A protein known to localize to and be important in the assembly of both the yeast NPC and the spindle pole body, which functions as the microtubule organizing center, is the 6 TMS protein, Ndc1p (NPC1 in humans (see TC# 1.I.1). The N- and C-termini of Ndc1p are exposed to the cytoplasm (Lau et al. 2006). The paralogous Brr6 and Brl1 are conserved integral membrane proteins of the nuclear envelope (NE). Depletion of Brr6 and Brl1 caused defects in NPC biogenesis, whereas the already assembled NPCs remained unaffected. This NPC biogenesis defect was not accompanied by a change in lipid composition, but Brl1 interacted with Ndc1 and Nup188 as well as transmembrane and outer and inner ring NPC components, indicating a direct role in NPC biogenesis.Both Brr6 and Brl1 associate with a subpopulation of NPCs and emerging NPC assembly sites. BRL1 overexpression affected NE morphology and suppressed the nuclear pore biogenesis defects of Δnup116 and Δgle2 cells. Possibly Brr6 and Brl1 transiently associate with NPC assembly sites where they promote NPC biogenesis (Zhang et al. 2018).

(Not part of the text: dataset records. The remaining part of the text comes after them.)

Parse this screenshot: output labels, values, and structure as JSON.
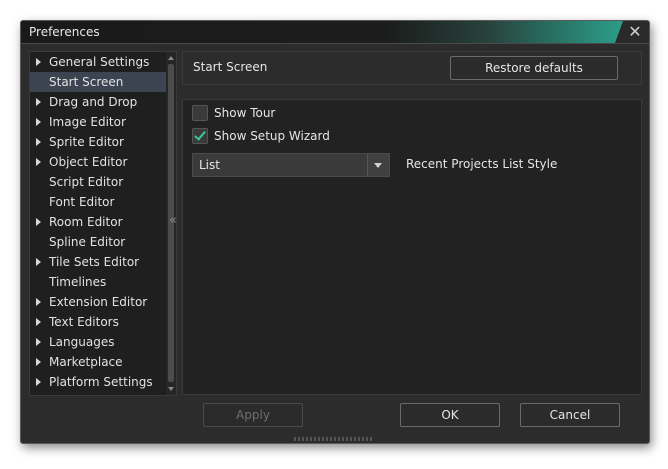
{
  "window": {
    "title": "Preferences",
    "close_glyph": "✕"
  },
  "sidebar": {
    "items": [
      {
        "label": "General Settings",
        "expandable": true,
        "selected": false
      },
      {
        "label": "Start Screen",
        "expandable": false,
        "selected": true
      },
      {
        "label": "Drag and Drop",
        "expandable": true,
        "selected": false
      },
      {
        "label": "Image Editor",
        "expandable": true,
        "selected": false
      },
      {
        "label": "Sprite Editor",
        "expandable": true,
        "selected": false
      },
      {
        "label": "Object Editor",
        "expandable": true,
        "selected": false
      },
      {
        "label": "Script Editor",
        "expandable": false,
        "selected": false
      },
      {
        "label": "Font Editor",
        "expandable": false,
        "selected": false
      },
      {
        "label": "Room Editor",
        "expandable": true,
        "selected": false
      },
      {
        "label": "Spline Editor",
        "expandable": false,
        "selected": false
      },
      {
        "label": "Tile Sets Editor",
        "expandable": true,
        "selected": false
      },
      {
        "label": "Timelines",
        "expandable": false,
        "selected": false
      },
      {
        "label": "Extension Editor",
        "expandable": true,
        "selected": false
      },
      {
        "label": "Text Editors",
        "expandable": true,
        "selected": false
      },
      {
        "label": "Languages",
        "expandable": true,
        "selected": false
      },
      {
        "label": "Marketplace",
        "expandable": true,
        "selected": false
      },
      {
        "label": "Platform Settings",
        "expandable": true,
        "selected": false
      }
    ],
    "collapse_glyph": "«"
  },
  "panel": {
    "title": "Start Screen",
    "restore_label": "Restore defaults"
  },
  "options": {
    "show_tour": {
      "label": "Show Tour",
      "checked": false
    },
    "show_setup_wizard": {
      "label": "Show Setup Wizard",
      "checked": true
    },
    "list_style": {
      "value": "List",
      "label": "Recent Projects List Style"
    }
  },
  "footer": {
    "apply_label": "Apply",
    "ok_label": "OK",
    "cancel_label": "Cancel"
  },
  "colors": {
    "accent": "#3fc59b",
    "selection": "#3c4451",
    "titlebar_glow": "#33a890"
  }
}
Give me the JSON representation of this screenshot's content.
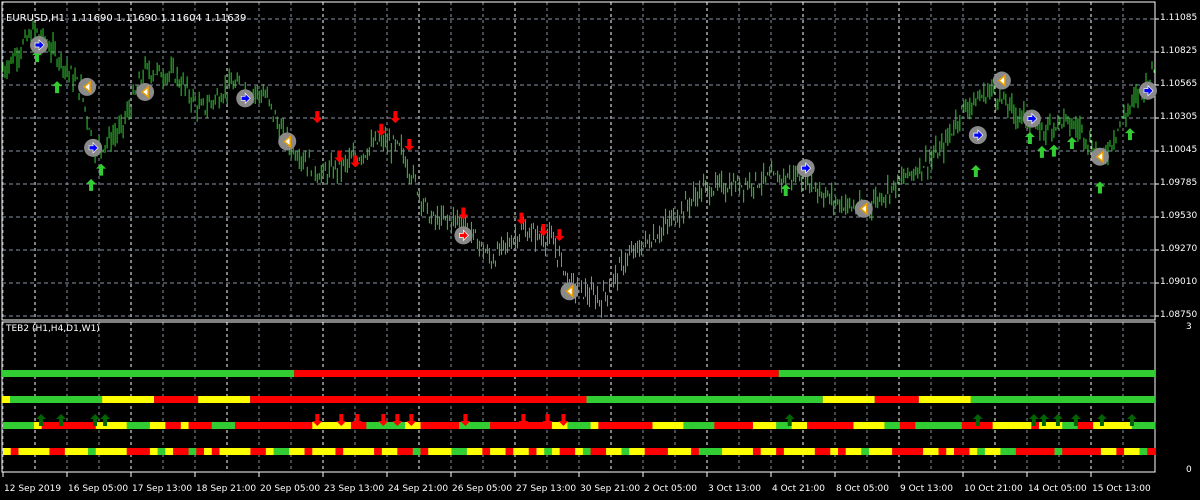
{
  "header": {
    "symbol": "EURUSD,H1",
    "ohlc": "1.11690 1.11690 1.11604 1.11639"
  },
  "indicator": {
    "title": "TEB2 (H1,H4,D1,W1)",
    "scale_max": "3",
    "scale_min": "0"
  },
  "colors": {
    "background": "#000000",
    "bars": "#32CD32",
    "grid": "#8A95A5",
    "up": "#32CD32",
    "down": "#FF0000",
    "yellow": "#FFFF00",
    "dark_up": "#006400",
    "circle": "#8A8A8A"
  },
  "price_axis": [
    "1.11085",
    "1.10825",
    "1.10565",
    "1.10305",
    "1.10045",
    "1.09785",
    "1.09530",
    "1.09270",
    "1.09010",
    "1.08750"
  ],
  "time_axis": [
    "12 Sep 2019",
    "16 Sep 05:00",
    "17 Sep 13:00",
    "18 Sep 21:00",
    "20 Sep 05:00",
    "23 Sep 13:00",
    "24 Sep 21:00",
    "26 Sep 05:00",
    "27 Sep 13:00",
    "30 Sep 21:00",
    "2 Oct 05:00",
    "3 Oct 13:00",
    "4 Oct 21:00",
    "8 Oct 05:00",
    "9 Oct 13:00",
    "10 Oct 21:00",
    "14 Oct 05:00",
    "15 Oct 13:00"
  ],
  "chart_data": {
    "type": "line",
    "ylim": [
      1.0872,
      1.1113
    ],
    "bars_total": 576,
    "price_path": [
      [
        0,
        1.10683
      ],
      [
        16,
        1.10998
      ],
      [
        29,
        1.10762
      ],
      [
        39,
        1.10526
      ],
      [
        46,
        1.10053
      ],
      [
        59,
        1.1021
      ],
      [
        71,
        1.10683
      ],
      [
        86,
        1.10644
      ],
      [
        99,
        1.10368
      ],
      [
        114,
        1.10565
      ],
      [
        131,
        1.10486
      ],
      [
        141,
        1.10132
      ],
      [
        159,
        1.09856
      ],
      [
        171,
        1.09935
      ],
      [
        189,
        1.10132
      ],
      [
        199,
        1.10053
      ],
      [
        214,
        1.09501
      ],
      [
        229,
        1.09501
      ],
      [
        244,
        1.09186
      ],
      [
        259,
        1.09422
      ],
      [
        274,
        1.09344
      ],
      [
        284,
        1.08989
      ],
      [
        299,
        1.08871
      ],
      [
        311,
        1.09186
      ],
      [
        329,
        1.09422
      ],
      [
        349,
        1.09738
      ],
      [
        379,
        1.09816
      ],
      [
        399,
        1.09856
      ],
      [
        414,
        1.09659
      ],
      [
        429,
        1.0958
      ],
      [
        449,
        1.09816
      ],
      [
        469,
        1.10053
      ],
      [
        479,
        1.10368
      ],
      [
        494,
        1.10526
      ],
      [
        504,
        1.10368
      ],
      [
        519,
        1.1021
      ],
      [
        529,
        1.10289
      ],
      [
        539,
        1.1021
      ],
      [
        549,
        1.09974
      ],
      [
        559,
        1.10289
      ],
      [
        575,
        1.10683
      ]
    ],
    "signals_circle": [
      [
        18,
        1.1088,
        "buy"
      ],
      [
        42,
        1.1055,
        "exit"
      ],
      [
        45,
        1.1007,
        "buy"
      ],
      [
        71,
        1.1051,
        "exit"
      ],
      [
        121,
        1.1046,
        "buy"
      ],
      [
        142,
        1.1012,
        "exit"
      ],
      [
        230,
        1.0938,
        "sell"
      ],
      [
        283,
        1.0894,
        "exit"
      ],
      [
        401,
        1.0991,
        "buy"
      ],
      [
        430,
        1.0959,
        "exit"
      ],
      [
        487,
        1.1017,
        "buy"
      ],
      [
        499,
        1.106,
        "exit"
      ],
      [
        514,
        1.103,
        "buy"
      ],
      [
        548,
        1.1,
        "exit"
      ],
      [
        572,
        1.1052,
        "buy"
      ]
    ],
    "arrows_up": [
      [
        17,
        1.10785
      ],
      [
        27,
        1.1054
      ],
      [
        44,
        1.0977
      ],
      [
        49,
        1.0989
      ],
      [
        391,
        1.0973
      ],
      [
        486,
        1.0988
      ],
      [
        513,
        1.1014
      ],
      [
        519,
        1.1003
      ],
      [
        525,
        1.1004
      ],
      [
        534,
        1.101
      ],
      [
        548,
        1.0975
      ],
      [
        563,
        1.1017
      ]
    ],
    "arrows_down": [
      [
        157,
        1.1032
      ],
      [
        168,
        1.1001
      ],
      [
        176,
        1.0997
      ],
      [
        189,
        1.1022
      ],
      [
        196,
        1.1032
      ],
      [
        203,
        1.101
      ],
      [
        230,
        1.0956
      ],
      [
        259,
        1.0952
      ],
      [
        270,
        1.0943
      ],
      [
        278,
        1.0939
      ]
    ],
    "teb_rows": [
      {
        "name": "W1",
        "segments": [
          [
            0,
            146,
            "G"
          ],
          [
            146,
            388,
            "R"
          ],
          [
            388,
            576,
            "G"
          ]
        ]
      },
      {
        "name": "D1",
        "segments": [
          [
            0,
            4,
            "Y"
          ],
          [
            4,
            50,
            "G"
          ],
          [
            50,
            76,
            "Y"
          ],
          [
            76,
            98,
            "R"
          ],
          [
            98,
            124,
            "Y"
          ],
          [
            124,
            292,
            "R"
          ],
          [
            292,
            410,
            "G"
          ],
          [
            410,
            436,
            "Y"
          ],
          [
            436,
            458,
            "R"
          ],
          [
            458,
            484,
            "Y"
          ],
          [
            484,
            576,
            "G"
          ]
        ]
      },
      {
        "name": "H4",
        "cells": "GGGGYRRRRRRRYYYYGGGYYRRYRRRGGGRRRRRRRRRRYYYYYRRGGGGGYYRRRRRGGGGRRRRRRRRYYGGGYRRRRRRRYYYYGGGGRRRRRYYYGGYYRRRRRRYYYYGGRRGGGGGGRRRRYYYYYRYYYGGRRYYYYYGGG"
      },
      {
        "name": "H1",
        "cells": "YRYYYYRRYYYGYYYYRRRYGYRRGRYRYYYYRRYGGYYRYYYRYYYYRYYRRGRYYYGGYYRYYRYYRYGYRRYGRRYYGYYRRRYYYRGGGYYYYRYYRYYYYRRYRYYGYYYRRRRYYRYRRYGYYGGRRRRRGRRRRRYYRYYGR"
      }
    ],
    "teb_up": [
      19,
      29,
      46,
      51,
      393,
      487,
      515,
      520,
      527,
      536,
      549,
      564
    ],
    "teb_down": [
      157,
      169,
      177,
      190,
      197,
      204,
      231,
      260,
      272,
      280
    ]
  }
}
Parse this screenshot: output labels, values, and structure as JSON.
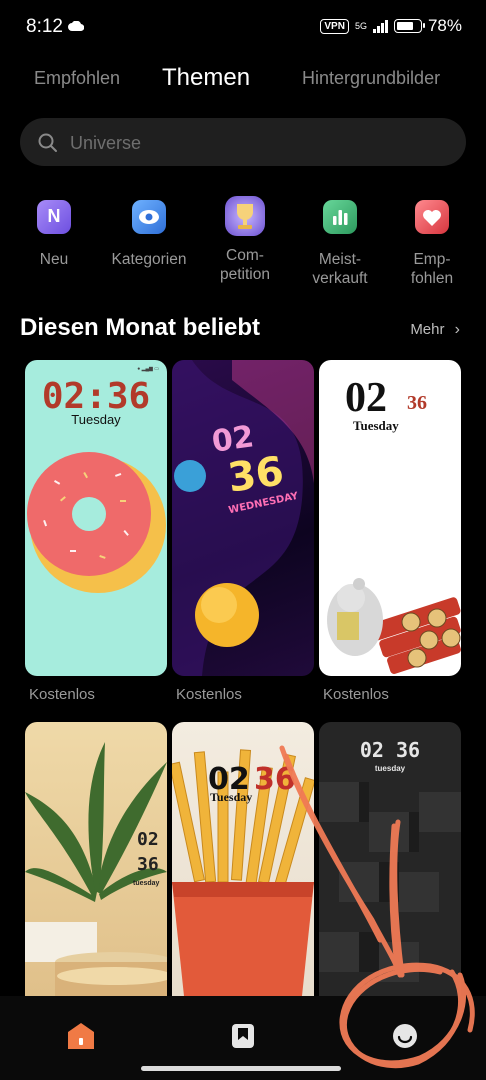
{
  "status": {
    "time": "8:12",
    "vpn": "VPN",
    "network": "5G",
    "battery": "78%",
    "battery_level": 0.78
  },
  "tabs": [
    {
      "label": "Empfohlen"
    },
    {
      "label": "Themen"
    },
    {
      "label": "Hintergrundbilder"
    }
  ],
  "search": {
    "placeholder": "Universe"
  },
  "categories": [
    {
      "label": "Neu",
      "icon": "new-icon",
      "color": "#8c6ff0"
    },
    {
      "label": "Kategorien",
      "icon": "eye-icon",
      "color": "#4a8fe8"
    },
    {
      "label": "Com-\npetition",
      "icon": "trophy-icon",
      "color": "#9a7fe0"
    },
    {
      "label": "Meist-\nverkauft",
      "icon": "chart-icon",
      "color": "#3fb37a"
    },
    {
      "label": "Emp-\nfohlen",
      "icon": "heart-icon",
      "color": "#e9535c"
    }
  ],
  "section": {
    "title": "Diesen Monat beliebt",
    "more": "Mehr"
  },
  "themes": [
    {
      "price": "Kostenlos",
      "clock": "02:36",
      "day": "Tuesday"
    },
    {
      "price": "Kostenlos",
      "clock_h": "02",
      "clock_m": "36",
      "day": "WEDNESDAY"
    },
    {
      "price": "Kostenlos",
      "clock_h": "02",
      "clock_m": "36",
      "day": "Tuesday"
    },
    {
      "clock_h": "02",
      "clock_m": "36",
      "day": "tuesday"
    },
    {
      "clock_h": "02",
      "clock_m": "36",
      "day": "Tuesday"
    },
    {
      "clock": "02 36",
      "day": "tuesday"
    }
  ],
  "bottom_nav": [
    {
      "icon": "home-icon"
    },
    {
      "icon": "bookmark-icon"
    },
    {
      "icon": "profile-icon"
    }
  ],
  "colors": {
    "accent": "#f07a45",
    "annotation": "#f07a55"
  }
}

BRR6 and BRL1 are two paralogs that encode transmembrane proteins of the nuclear envelope (NE) involved in membrane fluidity and nuclear pore complex biogenesis in organisms that undergo closed mitosis. Gardner et al. 2021 showed that mutation of a conserved cysteine in the intralumenal domain of Saccharomyces cerevisiae Brr6p results in a novel temperature sensitive allele, brr6-Y100H, that arrests growth due to defects in spindle formation. Analysis of brr6-Y100H cells by electron tomography and Brr6p localization by super-resolution imaging supports the idea that Brr6p is involved in insertion of the newly duplicated spindle pole body into the NE (Gardner et al. 2021).